Member of the Montana House of Representatives from the 2nd district
- In office January 4, 2021 – January 2, 2023
- Preceded by: Mark Sweeney
- Succeeded by: John Fitzpatrick

Personal details
- Born: 1978 (age 47–48) Butte, Montana, U.S.
- Party: Democratic
- Spouse: Daren
- Children: 3
- Education: University of Montana Western (BS) Montana State University–Northern (MEd)

= Sara Novak =

American politician

Sara Novak is an American educator and politician who is currently serving as a Democratic member of the Montana State Senate from the 36th district. She also previously served as a member of the Montana House of Representatives from the 77th district. She was first elected in November 2020.

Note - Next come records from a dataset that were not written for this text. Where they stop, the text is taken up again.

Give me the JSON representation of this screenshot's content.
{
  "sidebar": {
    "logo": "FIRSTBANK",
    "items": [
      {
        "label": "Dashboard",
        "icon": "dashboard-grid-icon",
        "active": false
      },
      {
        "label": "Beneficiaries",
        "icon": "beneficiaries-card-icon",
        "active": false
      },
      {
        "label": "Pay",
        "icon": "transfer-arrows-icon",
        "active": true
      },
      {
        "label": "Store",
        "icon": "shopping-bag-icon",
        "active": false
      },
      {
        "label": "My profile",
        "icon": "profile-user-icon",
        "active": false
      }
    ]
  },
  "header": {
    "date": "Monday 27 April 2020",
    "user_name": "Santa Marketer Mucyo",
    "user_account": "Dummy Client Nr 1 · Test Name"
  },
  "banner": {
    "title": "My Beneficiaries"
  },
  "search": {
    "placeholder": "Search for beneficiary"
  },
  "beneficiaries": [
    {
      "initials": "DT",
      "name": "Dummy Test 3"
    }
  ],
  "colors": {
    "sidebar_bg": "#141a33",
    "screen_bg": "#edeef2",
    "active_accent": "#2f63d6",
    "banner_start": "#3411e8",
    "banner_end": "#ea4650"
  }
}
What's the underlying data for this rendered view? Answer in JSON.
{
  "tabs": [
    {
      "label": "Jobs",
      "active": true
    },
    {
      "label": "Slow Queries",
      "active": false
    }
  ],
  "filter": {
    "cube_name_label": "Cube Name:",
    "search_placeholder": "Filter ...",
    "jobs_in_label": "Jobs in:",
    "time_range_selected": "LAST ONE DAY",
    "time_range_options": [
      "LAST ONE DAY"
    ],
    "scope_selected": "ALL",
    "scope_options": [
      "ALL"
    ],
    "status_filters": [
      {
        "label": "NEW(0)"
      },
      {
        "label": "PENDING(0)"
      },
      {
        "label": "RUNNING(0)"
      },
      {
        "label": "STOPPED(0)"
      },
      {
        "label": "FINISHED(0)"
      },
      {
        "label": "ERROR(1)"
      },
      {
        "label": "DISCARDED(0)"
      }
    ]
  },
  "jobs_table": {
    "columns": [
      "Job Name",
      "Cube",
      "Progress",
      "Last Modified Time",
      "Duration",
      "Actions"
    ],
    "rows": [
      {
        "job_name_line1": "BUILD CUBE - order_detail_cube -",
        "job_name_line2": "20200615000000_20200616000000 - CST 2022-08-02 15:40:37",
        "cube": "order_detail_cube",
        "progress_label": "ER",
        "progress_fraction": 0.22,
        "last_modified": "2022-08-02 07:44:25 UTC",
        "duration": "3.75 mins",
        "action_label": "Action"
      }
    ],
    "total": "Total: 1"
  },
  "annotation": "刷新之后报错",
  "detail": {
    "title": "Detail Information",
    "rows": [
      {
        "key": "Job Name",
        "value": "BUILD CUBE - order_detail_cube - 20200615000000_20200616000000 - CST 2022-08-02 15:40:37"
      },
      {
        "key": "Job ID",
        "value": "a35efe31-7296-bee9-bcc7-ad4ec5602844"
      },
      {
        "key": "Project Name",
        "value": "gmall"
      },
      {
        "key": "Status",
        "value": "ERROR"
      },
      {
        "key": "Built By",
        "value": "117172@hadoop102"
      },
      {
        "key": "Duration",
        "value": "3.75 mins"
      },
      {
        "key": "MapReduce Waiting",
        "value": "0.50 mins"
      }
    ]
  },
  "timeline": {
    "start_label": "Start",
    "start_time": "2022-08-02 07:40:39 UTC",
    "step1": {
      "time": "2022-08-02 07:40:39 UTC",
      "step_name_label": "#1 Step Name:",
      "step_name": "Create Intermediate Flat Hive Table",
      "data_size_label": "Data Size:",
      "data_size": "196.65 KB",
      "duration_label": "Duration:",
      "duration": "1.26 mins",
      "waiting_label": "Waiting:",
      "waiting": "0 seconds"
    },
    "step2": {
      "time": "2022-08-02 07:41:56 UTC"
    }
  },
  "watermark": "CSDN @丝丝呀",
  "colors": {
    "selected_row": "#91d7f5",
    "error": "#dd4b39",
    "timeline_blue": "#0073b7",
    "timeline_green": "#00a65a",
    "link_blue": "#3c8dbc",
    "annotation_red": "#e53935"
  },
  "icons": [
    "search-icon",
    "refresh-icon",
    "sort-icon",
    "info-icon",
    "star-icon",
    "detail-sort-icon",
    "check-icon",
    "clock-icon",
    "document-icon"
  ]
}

== Early life and education ==
Novak was born and raised in Butte, Montana. After graduating from Butte High School in 1996, she earned a Bachelor of Science degree in education from the University of Montana Western and a Master of Education in counseling from Montana State University–Northern.

== Career ==
Novak has worked as a special education teacher in Anaconda, Montana. She is also the special education director for Great Divide Education Services, an education cooperative based in Deer Lodge, Montana.

Novak was elected to the Montana House of Representatives in November 2020 and assumed office on January 4, 2021. She was the Democratic nominee for the 77th district in 2022, but lost to Republican John Fitzpatrick in an upset; the margin between the two was only 47.

She was elected to the Montana Senate in 2024, to serve in the 36th district.